I want to extend the question asked here

The solutions in the above question return True or False. And the boolean values can be used to subset the right values.

However, I want to get the search value that matched a substring.

For example,(borrowing from the above question)

s = pd.Series(['cat','hat','dog','fog','pet'])
searchfor = ['og', 'at']

I want to know that 'cat' matched with 'at' and dog matched with 'og'

cs95
  • 379,657
  • 97
  • 704
  • 746
Sharvari Gc
  • 691
  • 1
  • 11
  • 25

2 Answers2

5

IIUC, you want the values to reflect the index of the item in the searchfor list that matched your word.

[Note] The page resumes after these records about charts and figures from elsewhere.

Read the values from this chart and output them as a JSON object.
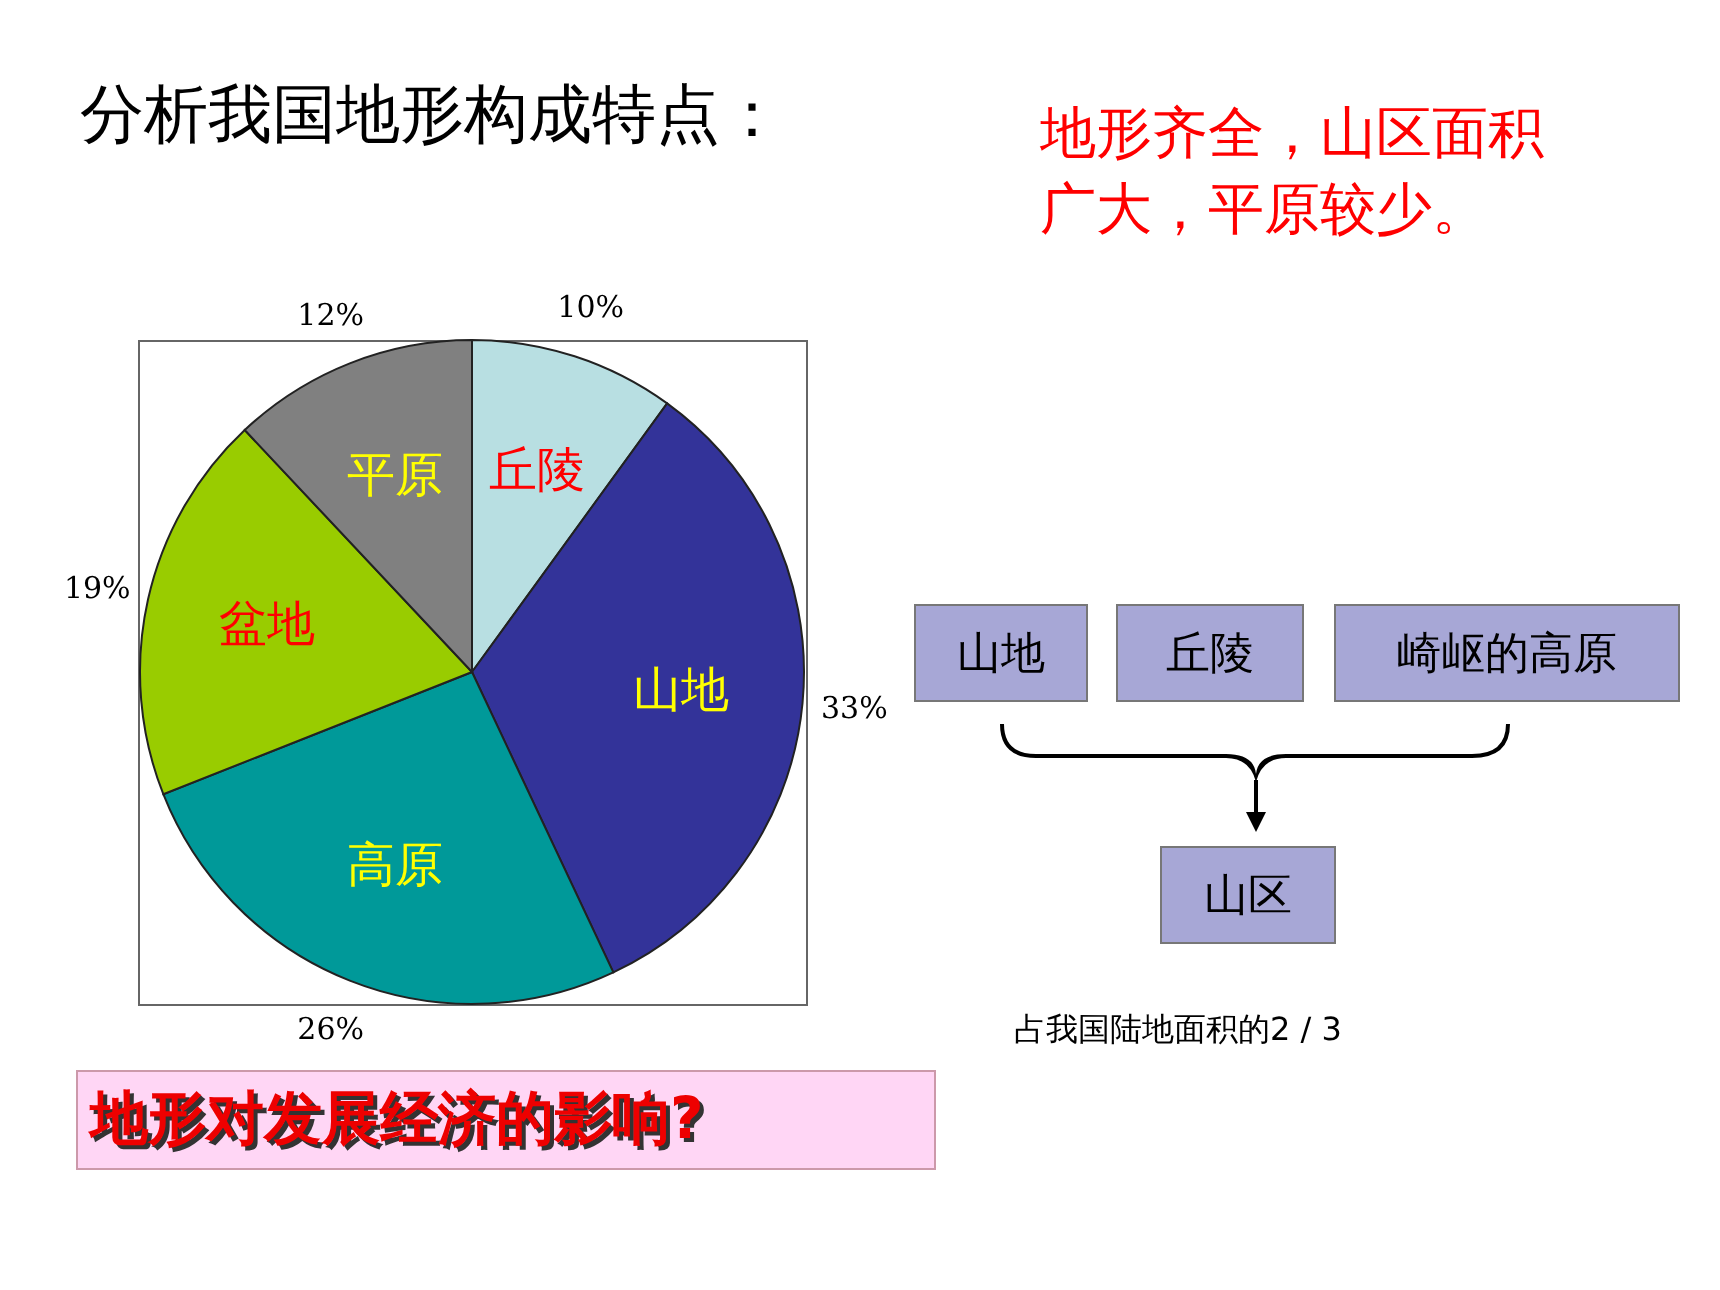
{
  "chart_data": {
    "type": "pie",
    "title": "分析我国地形构成特点：",
    "categories": [
      "丘陵",
      "山地",
      "高原",
      "盆地",
      "平原"
    ],
    "values": [
      10,
      33,
      26,
      19,
      12
    ],
    "value_labels": [
      "10%",
      "33%",
      "26%",
      "19%",
      "12%"
    ],
    "colors": [
      "#b8dfe2",
      "#333399",
      "#009999",
      "#99cc00",
      "#808080"
    ],
    "legend": false,
    "annotations": [
      "地形齐全，山区面积广大，平原较少。",
      "山地",
      "丘陵",
      "崎岖的高原",
      "山区",
      "占我国陆地面积的2 / 3",
      "地形对发展经济的影响?"
    ]
  }
}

You can start by modifying your searchfor object -

m = {'^.*{}.*$'.format(s) : str(i) for i, s in enumerate(searchfor)}

This is a dictionary of <pattern : index> mappings. Now, call pd.Series.replace with regex=True -

s = s.replace(m, regex=True)
s[:] = np.where(s.str.isdigit(), pd.to_numeric(s, errors='coerce'), -1)

s

0    1
1    1
2    0
3    0
4   -1
dtype: int64

If you want a list of matched values by pattern, you'll need str.extract + groupby + apply -

p = '(^.*({}).*$)'.format('|'.join(searchfor))

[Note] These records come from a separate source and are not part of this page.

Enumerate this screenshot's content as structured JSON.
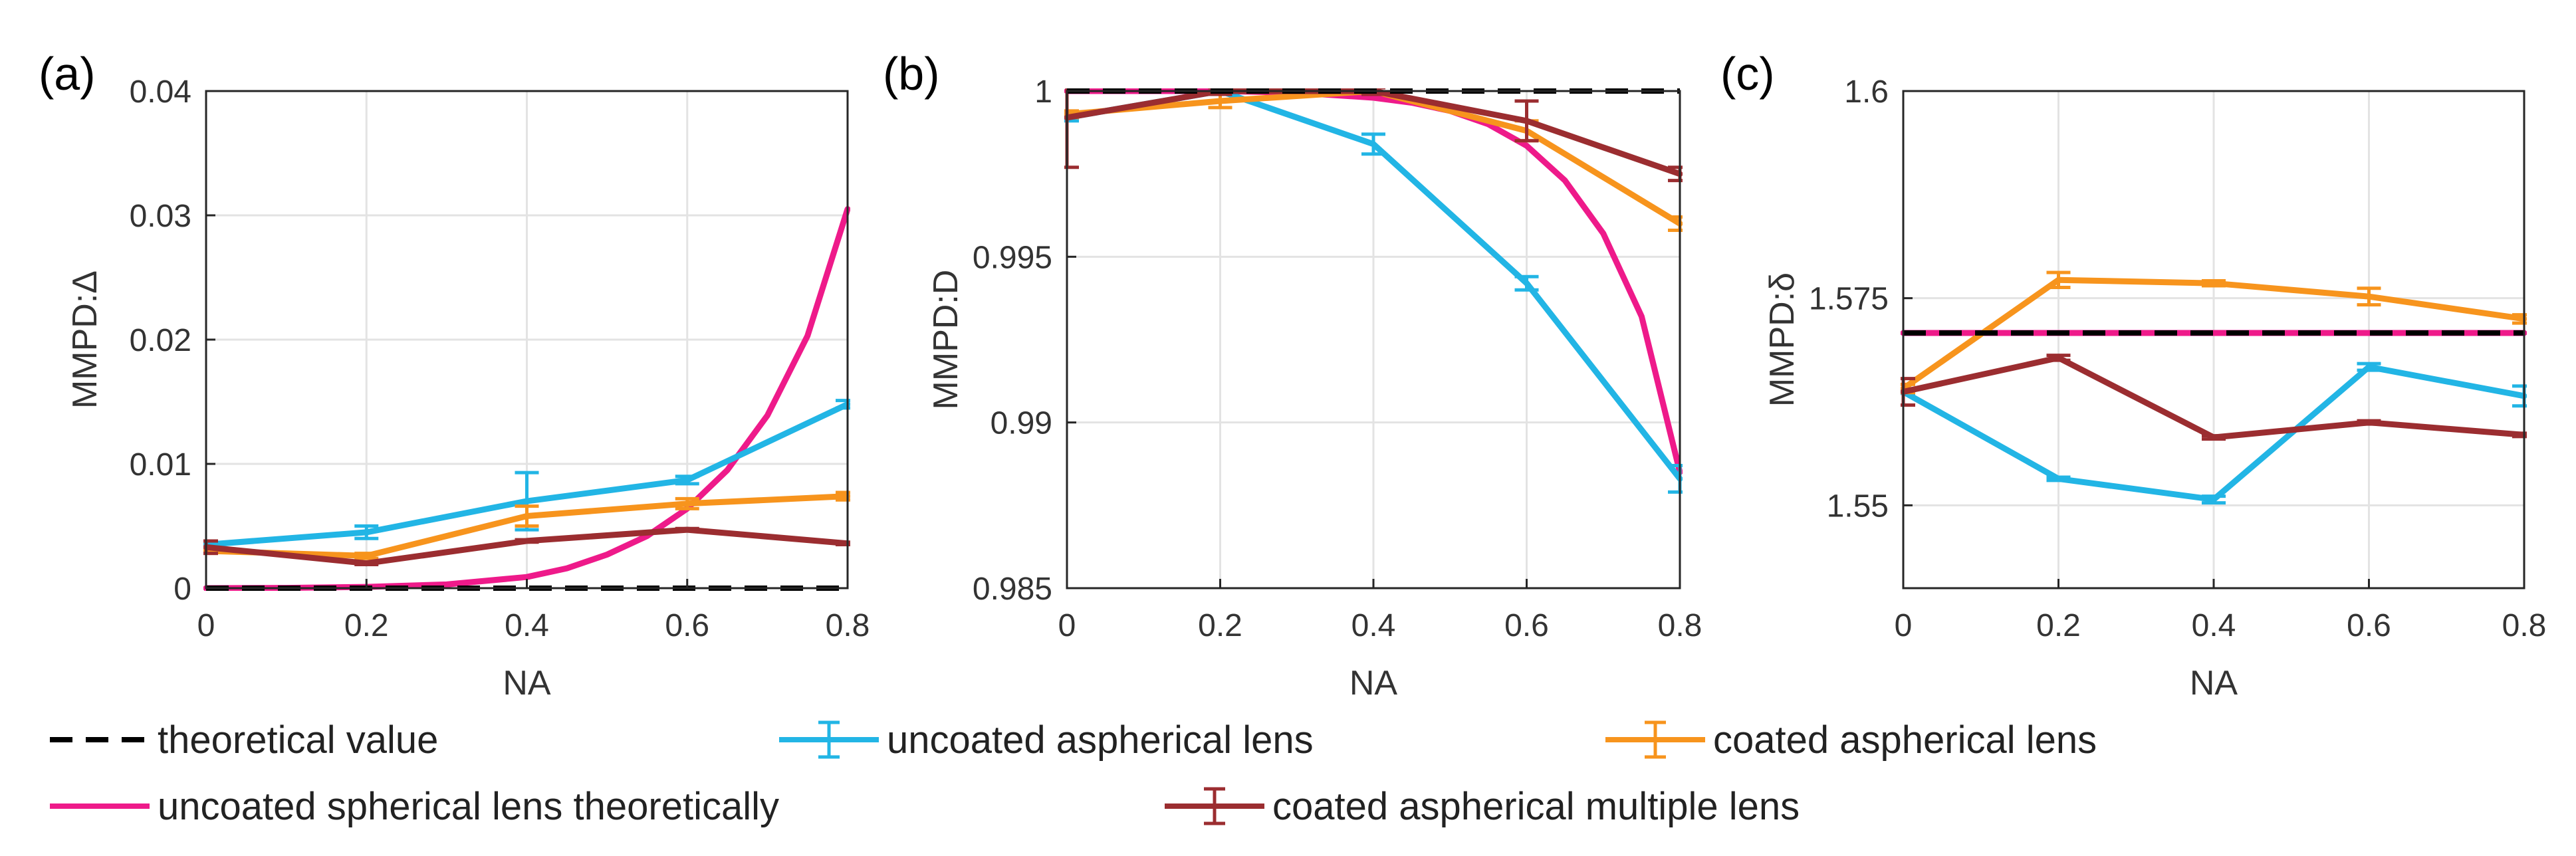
{
  "legend": {
    "items": [
      {
        "label": "theoretical value",
        "color": "#000000",
        "style": "dashed",
        "errorbar": false
      },
      {
        "label": "uncoated aspherical lens",
        "color": "#22b5e5",
        "style": "solid",
        "errorbar": true
      },
      {
        "label": "coated aspherical lens",
        "color": "#f7941d",
        "style": "solid",
        "errorbar": true
      },
      {
        "label": "uncoated spherical lens theoretically",
        "color": "#ee1a8a",
        "style": "solid",
        "errorbar": false
      },
      {
        "label": "coated aspherical multiple lens",
        "color": "#9b2d30",
        "style": "solid",
        "errorbar": true
      }
    ]
  },
  "chart_data": [
    {
      "type": "line",
      "panel_label": "(a)",
      "xlabel": "NA",
      "ylabel": "MMPD:Δ",
      "xlim": [
        0,
        0.8
      ],
      "ylim": [
        0,
        0.04
      ],
      "xticks": [
        "0",
        "0.2",
        "0.4",
        "0.6",
        "0.8"
      ],
      "xtick_values": [
        0,
        0.2,
        0.4,
        0.6,
        0.8
      ],
      "yticks": [
        "0",
        "0.01",
        "0.02",
        "0.03",
        "0.04"
      ],
      "ytick_values": [
        0,
        0.01,
        0.02,
        0.03,
        0.04
      ],
      "grid": true,
      "series": [
        {
          "key": "theoretical",
          "color": "#000000",
          "style": "dashed",
          "x": [
            0,
            0.8
          ],
          "y": [
            0,
            0
          ]
        },
        {
          "key": "spherical",
          "color": "#ee1a8a",
          "style": "solid",
          "x": [
            0,
            0.1,
            0.2,
            0.3,
            0.4,
            0.45,
            0.5,
            0.55,
            0.6,
            0.65,
            0.7,
            0.75,
            0.8
          ],
          "y": [
            0,
            2e-05,
            0.0001,
            0.0003,
            0.0009,
            0.0016,
            0.0027,
            0.0042,
            0.0064,
            0.0095,
            0.0139,
            0.0203,
            0.0305
          ]
        },
        {
          "key": "uncoated",
          "color": "#22b5e5",
          "style": "solid",
          "x": [
            0,
            0.2,
            0.4,
            0.6,
            0.8
          ],
          "y": [
            0.0035,
            0.0045,
            0.007,
            0.0087,
            0.0148
          ],
          "err": [
            0.0002,
            0.0005,
            0.0023,
            0.0003,
            0.0003
          ]
        },
        {
          "key": "coated",
          "color": "#f7941d",
          "style": "solid",
          "x": [
            0,
            0.2,
            0.4,
            0.6,
            0.8
          ],
          "y": [
            0.003,
            0.0026,
            0.0058,
            0.0068,
            0.0074
          ],
          "err": [
            0.0002,
            0.0002,
            0.0008,
            0.0004,
            0.0003
          ]
        },
        {
          "key": "multiple",
          "color": "#9b2d30",
          "style": "solid",
          "x": [
            0,
            0.2,
            0.4,
            0.6,
            0.8
          ],
          "y": [
            0.0033,
            0.002,
            0.0038,
            0.0047,
            0.0036
          ],
          "err": [
            0.0005,
            0.0001,
            0.0001,
            0.0001,
            0.0001
          ]
        }
      ]
    },
    {
      "type": "line",
      "panel_label": "(b)",
      "xlabel": "NA",
      "ylabel": "MMPD:D",
      "xlim": [
        0,
        0.8
      ],
      "ylim": [
        0.985,
        1
      ],
      "xticks": [
        "0",
        "0.2",
        "0.4",
        "0.6",
        "0.8"
      ],
      "xtick_values": [
        0,
        0.2,
        0.4,
        0.6,
        0.8
      ],
      "yticks": [
        "0.985",
        "0.99",
        "0.995",
        "1"
      ],
      "ytick_values": [
        0.985,
        0.99,
        0.995,
        1
      ],
      "grid": true,
      "series": [
        {
          "key": "theoretical",
          "color": "#000000",
          "style": "dashed",
          "x": [
            0,
            0.8
          ],
          "y": [
            1,
            1
          ]
        },
        {
          "key": "spherical",
          "color": "#ee1a8a",
          "style": "solid",
          "x": [
            0,
            0.1,
            0.2,
            0.3,
            0.4,
            0.45,
            0.5,
            0.55,
            0.6,
            0.65,
            0.7,
            0.75,
            0.8
          ],
          "y": [
            1,
            1,
            1,
            0.99995,
            0.9998,
            0.99965,
            0.9994,
            0.999,
            0.99835,
            0.9973,
            0.9957,
            0.9932,
            0.9885
          ]
        },
        {
          "key": "uncoated",
          "color": "#22b5e5",
          "style": "solid",
          "x": [
            0,
            0.2,
            0.4,
            0.6,
            0.8
          ],
          "y": [
            0.9992,
            1.0,
            0.9984,
            0.9942,
            0.9883
          ],
          "err": [
            0.0001,
            0.0001,
            0.0003,
            0.0002,
            0.0004
          ]
        },
        {
          "key": "coated",
          "color": "#f7941d",
          "style": "solid",
          "x": [
            0,
            0.2,
            0.4,
            0.6,
            0.8
          ],
          "y": [
            0.9993,
            0.9997,
            1.0,
            0.9988,
            0.996
          ],
          "err": [
            0.0001,
            0.0002,
            0.0001,
            0.0003,
            0.0002
          ]
        },
        {
          "key": "multiple",
          "color": "#9b2d30",
          "style": "solid",
          "x": [
            0,
            0.2,
            0.4,
            0.6,
            0.8
          ],
          "y": [
            0.9992,
            1.0,
            1.0,
            0.9991,
            0.9975
          ],
          "err": [
            0.0015,
            0.0001,
            0.0001,
            0.0006,
            0.0002
          ]
        }
      ]
    },
    {
      "type": "line",
      "panel_label": "(c)",
      "xlabel": "NA",
      "ylabel": "MMPD:δ",
      "xlim": [
        0,
        0.8
      ],
      "ylim": [
        1.54,
        1.6
      ],
      "xticks": [
        "0",
        "0.2",
        "0.4",
        "0.6",
        "0.8"
      ],
      "xtick_values": [
        0,
        0.2,
        0.4,
        0.6,
        0.8
      ],
      "yticks": [
        "1.55",
        "1.575",
        "1.6"
      ],
      "ytick_values": [
        1.55,
        1.575,
        1.6
      ],
      "grid": true,
      "series": [
        {
          "key": "theoretical",
          "color": "#000000",
          "style": "dashed",
          "x": [
            0,
            0.8
          ],
          "y": [
            1.5708,
            1.5708
          ]
        },
        {
          "key": "spherical",
          "color": "#ee1a8a",
          "style": "solid",
          "x": [
            0,
            0.8
          ],
          "y": [
            1.5708,
            1.5708
          ]
        },
        {
          "key": "uncoated",
          "color": "#22b5e5",
          "style": "solid",
          "x": [
            0,
            0.2,
            0.4,
            0.6,
            0.8
          ],
          "y": [
            1.5637,
            1.5532,
            1.5507,
            1.5667,
            1.5632
          ],
          "err": [
            0.0002,
            0.0002,
            0.0004,
            0.0004,
            0.0012
          ]
        },
        {
          "key": "coated",
          "color": "#f7941d",
          "style": "solid",
          "x": [
            0,
            0.2,
            0.4,
            0.6,
            0.8
          ],
          "y": [
            1.5641,
            1.5772,
            1.5768,
            1.5752,
            1.5725
          ],
          "err": [
            0.0005,
            0.0009,
            0.0003,
            0.001,
            0.0005
          ]
        },
        {
          "key": "multiple",
          "color": "#9b2d30",
          "style": "solid",
          "x": [
            0,
            0.2,
            0.4,
            0.6,
            0.8
          ],
          "y": [
            1.5637,
            1.5678,
            1.5582,
            1.56,
            1.5585
          ],
          "err": [
            0.0016,
            0.0003,
            0.0002,
            0.0002,
            0.0002
          ]
        }
      ]
    }
  ]
}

s.str.extract(p, expand=True)\
 .groupby([1])[0]\
 .apply(list)

1
at    [cat, hat]
og    [dog, fog]
Name: 0, dtype: object
cs95
  • 379,657
  • 97
  • 704
  • 746
  • Thanks. That worked. However, I realized what I actually want is to return all the matched strings as comma separated values. I will ask another question for it. – Sharvari Gc Feb 05 '18 at 02:55
  • @SharvariGc No, don't worry about it. I'll edit my answer. Edit: Done, see my latest edit. – cs95 Feb 05 '18 at 03:11
  • Thanks. How would I get ['og,at'] for the first element of the series, s = pandas.Series(['cat dog','hat cat','dog','fog cat','pet']) while searching for searchfor = ['og', 'at'] – Sharvari Gc Feb 05 '18 at 03:44
  • It is really hard think outside the np.where :-) – BENY Feb 05 '18 at 03:51
  • @SharvariGc Ah... that's quite hard. Can you open another q? – cs95 Feb 05 '18 at 03:53
  • asked here [link](https://stackoverflow.com/questions/48615699/pandas-return-all-matched-keys-for-each-strings-value-in-a-series) @COLDSPEED – Sharvari Gc Feb 05 '18 at 04:03
2

This is by using defaultdict + replace finally I made it ..

d=dict(zip(searchfor,[""]*2))

s1=s.replace(d,regex=True)
import collections
d = collections.defaultdict(dict)
for x,y in zip(s1.index,s1):
    d[x][y]=''

s.to_frame('a').T.replace(dict(d), regex=True).T.a


Out[765]: 
0    at
1    at
2    og
3    og
4      
Name: a, dtype: object
BENY
  • 317,841
  • 20
  • 164
  • 234